The Personal Properties Securities Act 2009 (PPSA) is one of the most significant pieces of legislative reform for Australian business in many years. There are currently over 70 different Commonwealth, State and Territory Acts and security registers that regulate personal property securities and there are different rules and competing priorities when dealing with security interests.
The PPSA will either consolidate existing registers into one single national register or remove them entirely. It aims to reduce complexity and offer consistency by providing uniform rules for all security interest in personal property. It will also provide businesses with peace of mind when transacting with personal property as it will be easier to see if the property is subject to any third party interests (such as retention of title, leases and financing arrangements).
The PPSA is scheduled to take effect in early 2012, at which point a 24 month transition period will commence.
Personal Property – what does it include? Personal property has a broad definition and includes virtually any property which is not real property or fixtures. It may, for example, include money, goods, motor vehicles and intellectual property.
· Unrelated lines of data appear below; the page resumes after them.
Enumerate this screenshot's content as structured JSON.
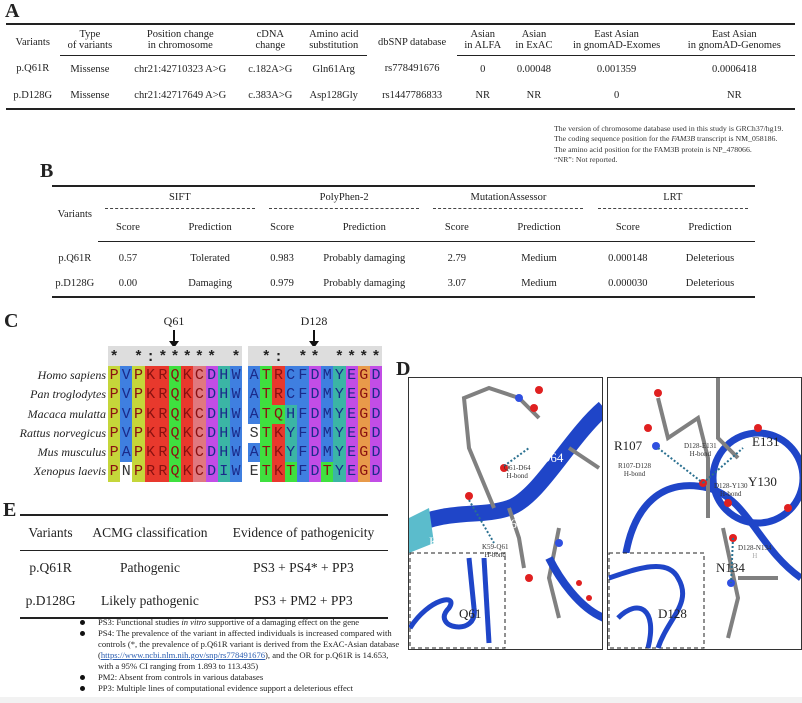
{
  "panel_labels": {
    "a": "A",
    "b": "B",
    "c": "C",
    "d": "D",
    "e": "E"
  },
  "table_a": {
    "headers": [
      [
        "Variants",
        ""
      ],
      [
        "Type",
        "of variants"
      ],
      [
        "Position change",
        "in chromosome"
      ],
      [
        "cDNA",
        "change"
      ],
      [
        "Amino acid",
        "substitution"
      ],
      [
        "dbSNP database",
        ""
      ],
      [
        "Asian",
        "in ALFA"
      ],
      [
        "Asian",
        "in ExAC"
      ],
      [
        "East Asian",
        "in gnomAD-Exomes"
      ],
      [
        "East Asian",
        "in gnomAD-Genomes"
      ]
    ],
    "rows": [
      [
        "p.Q61R",
        "Missense",
        "chr21:42710323 A>G",
        "c.182A>G",
        "Gln61Arg",
        "rs778491676",
        "0",
        "0.00048",
        "0.001359",
        "0.0006418"
      ],
      [
        "p.D128G",
        "Missense",
        "chr21:42717649 A>G",
        "c.383A>G",
        "Asp128Gly",
        "rs1447786833",
        "NR",
        "NR",
        "0",
        "NR"
      ]
    ],
    "notes": {
      "line1": "The version of chromosome database used in this study is GRCh37/hg19.",
      "line2_pre": "The coding sequence position for the ",
      "line2_gene": "FAM3B",
      "line2_post": " transcript is NM_058186.",
      "line3": "The amino acid position for the FAM3B protein is NP_478066.",
      "line4": "“NR”: Not reported."
    }
  },
  "table_b": {
    "row_header": "Variants",
    "groups": [
      "SIFT",
      "PolyPhen-2",
      "MutationAssessor",
      "LRT"
    ],
    "subheaders": [
      "Score",
      "Prediction"
    ],
    "rows": [
      [
        "p.Q61R",
        "0.57",
        "Tolerated",
        "0.983",
        "Probably damaging",
        "2.79",
        "Medium",
        "0.000148",
        "Deleterious"
      ],
      [
        "p.D128G",
        "0.00",
        "Damaging",
        "0.979",
        "Probably damaging",
        "3.07",
        "Medium",
        "0.000030",
        "Deleterious"
      ]
    ]
  },
  "alignment": {
    "markers": [
      "Q61",
      "D128"
    ],
    "species": [
      "Homo sapiens",
      "Pan troglodytes",
      "Macaca mulatta",
      "Rattus norvegicus",
      "Mus musculus",
      "Xenopus laevis"
    ],
    "blocks": [
      {
        "conservation": [
          "*",
          " ",
          "*",
          ":",
          "*",
          "*",
          "*",
          "*",
          "*",
          " ",
          "*"
        ],
        "sequences": [
          "PVPKRQKCDHW",
          "PVPKRQKCDHW",
          "PVPKRQKCDHW",
          "PVPKRQKCDHW",
          "PAPKRQKCDHW",
          "PNPRRQKCDIW"
        ],
        "colors": [
          "ybyrrgrpmtb",
          "ybyrrgrpmtb",
          "ybyrrgrpmtb",
          "ybyrrgrpmtb",
          "ybyrrgrpmtb",
          "ywyrrgrpmtb"
        ]
      },
      {
        "conservation": [
          " ",
          "*",
          ":",
          " ",
          "*",
          "*",
          " ",
          "*",
          "*",
          "*",
          "*"
        ],
        "sequences": [
          "ATRCFDMYEGD",
          "ATRCFDMYEGD",
          "ATQHFDMYEGD",
          "STKYFDMYEGD",
          "ATKYFDMYEGD",
          "ETKTFDTYEGD"
        ],
        "colors": [
          "bgrbbmbtmom",
          "bgrbbmbtmom",
          "bggtbmbtmom",
          "wgrtbmbtmom",
          "bgrtbmbtmom",
          "wgrgbmgtmom"
        ]
      }
    ],
    "palette": {
      "y": "#c5d63a",
      "b": "#3f7fe0",
      "r": "#e8392d",
      "g": "#3fe03f",
      "p": "#e0787f",
      "m": "#c24de6",
      "t": "#3bb5a5",
      "o": "#e89a4a",
      "w": "#ffffff"
    }
  },
  "structure": {
    "left": {
      "residues": [
        "D64",
        "Q61",
        "K59"
      ],
      "hbonds": [
        [
          "Q61-D64",
          "H-bond"
        ],
        [
          "K59-Q61",
          "H-bond"
        ]
      ],
      "inset_label": "Q61"
    },
    "right": {
      "residues": [
        "R107",
        "E131",
        "Y130",
        "D128",
        "N134"
      ],
      "hbonds": [
        [
          "D128-E131",
          "H-bond"
        ],
        [
          "R107-D128",
          "H-bond"
        ],
        [
          "D128-Y130",
          "H-bond"
        ],
        [
          "D128-N134",
          "H"
        ]
      ],
      "inset_label": "D128"
    },
    "colors": {
      "ribbon": "#1f45c8",
      "carbon": "#808080",
      "oxygen": "#e02020",
      "nitrogen": "#3050e0",
      "k59_ribbon": "#5bbccc",
      "mutation": "#d040c0"
    }
  },
  "table_e": {
    "headers": [
      "Variants",
      "ACMG classification",
      "Evidence of pathogenicity"
    ],
    "rows": [
      [
        "p.Q61R",
        "Pathogenic",
        "PS3 + PS4* + PP3"
      ],
      [
        "p.D128G",
        "Likely pathogenic",
        "PS3 + PM2 + PP3"
      ]
    ],
    "notes": {
      "ps3_pre": "PS3: Functional studies ",
      "ps3_it": "in vitro",
      "ps3_post": " supportive of a damaging effect on the gene",
      "ps4_pre": "PS4: The prevalence of the variant in affected individuals is increased compared with controls (*, the prevalence of p.Q61R variant is derived from the ExAC-Asian database (",
      "ps4_link": "https://www.ncbi.nlm.nih.gov/snp/rs778491676",
      "ps4_post": "), and the OR for p.Q61R is 14.653, with a 95% CI ranging from 1.893 to 113.435)",
      "pm2": "PM2: Absent from controls in various databases",
      "pp3": "PP3: Multiple lines of computational evidence support a deleterious effect"
    }
  }
}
Exclusions to the PPSA include land, water rights and certain rights or entitlements created by statute.
Personal Property Securities At a high level, personal property securities exist where property is used to secure payment or performance of an obligation regardless of the form of the transaction.
Examples of personal property securities under the PPSA include:
- Fixed and floating charges
- Chattel mortgages
- Conditional Sales agreements (including agreements to sell subject to retention of title)
- Hire purchase agreements
- Trust receipts
- Consignment (including commercial)
- Lease of goods
- Leases of personal property (for a term of more than 1 year)
- An assignment of an interest in property
- Transfers of title
- Finance leases
Why should I act now? Under the new regime, the priority of secured creditors in the event of insolvency will change. Those who fail to take adequate measures in preparation for the PPSA risk losing any right to property in possession of another entity in the event of liquidation or receiving a greatly reduced return on a security over personal property.
Case Studies – MSI’s experience in New Zealand A local equivalent of the PPSA came into effect in New Zealand in May 2002 and MSI’s New Zealand lawyers have seen the significant impact of the PPSA across a cross section of the New Zealand business community. The following New Zealand legal cases identify the counterintuitive outcomes that may result for parties which fail to take adequate measures to protect their interests – and underline the importance of understanding this major new reform.
What action do I need to take? Businesses will need to carefully consider how they protect any ‘personal property’ which they own or which they have an interest in.
It is recommended that businesses prepare now for the PPSA regime to protect their interests and minimise disruption once it comes into effect. This may include seeking appropriate advice to assist with:
- Reviewing trading activities and checking standard terms of supply, financing arrangements and contracts;
- Identifying the assets which are affected and property which needs to be registered on the Personal Property Securities Register (PPSR) to ensure priority (as in most cases a registered interest will have priority over an earlier unregistered interest);
- Redrafting standard terms and preparing new internal procedures for registering interests.